La acumulación de información era patente en su rostro desfigurado por las semanas que pasó incomunicado. Parecía que en cualquier momento colapsaría o peor aún, acabaría por rebasar el umbral de la cordura. Contrario a todo pronóstico, Eren Jaeger no supo hacer más que llorar los escasos minutos que le concedieron para expresarse en medio de tanta agitación. Era imposible enunciar tantas gratitudes a tanta gente en tan poco tiempo, pero lo hizo como pudo entre prisas porque aquello no dejaba de ser un secuestro y la Policía Militar les pisaba los talones.

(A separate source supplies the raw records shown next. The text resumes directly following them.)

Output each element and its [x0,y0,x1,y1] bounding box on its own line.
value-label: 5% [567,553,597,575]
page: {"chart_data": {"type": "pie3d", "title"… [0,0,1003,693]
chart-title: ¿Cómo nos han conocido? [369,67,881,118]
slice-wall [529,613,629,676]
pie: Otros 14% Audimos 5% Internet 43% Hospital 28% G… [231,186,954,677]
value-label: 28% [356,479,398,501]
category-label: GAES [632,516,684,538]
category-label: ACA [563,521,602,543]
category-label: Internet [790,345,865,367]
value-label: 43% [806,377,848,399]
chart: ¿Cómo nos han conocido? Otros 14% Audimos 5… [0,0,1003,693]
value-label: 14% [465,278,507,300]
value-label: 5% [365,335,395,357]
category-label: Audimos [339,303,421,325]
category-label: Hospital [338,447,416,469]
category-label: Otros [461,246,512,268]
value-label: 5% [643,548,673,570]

Levi prefirió retirarse unos momentos y montar vigilancia mientras los ya no tan mocosos arropaban al muchacho. Él ya había tenido la ocasión de despedirse de ellos casi con el orgullo de un padre que ve crecer a sus hijos. Sus consejos de perro viejo ya no servían en quienes rebasaron sus expectativas continuamente en los últimos años de servicio. Estaba tan obsoleto como el equipo que maniobras que portó durante años y que se resistía a abandonar aún en la fuga. Si no lo hizo al subir a la superficie, se resistía a hacerlo ahora que emprendería un nuevo viaje.

A partir del momento en el que a Eren le entregaron sus pertenencias y montó en su fiel animal, el joven volvió a ser el mismo de mirada firme, a las órdenes de su capitán hasta la mismísima muerte. Ya no se trataba de retrasarla con excusas, por primera vez podía afirmar que su vida tomaría un valor propio. Por fin podría vivir su libertad de la misma forma que ahora cabalgaba, contra el viento y la lluvia pero tremendamente pleno, con el corazón quemándole en el pecho.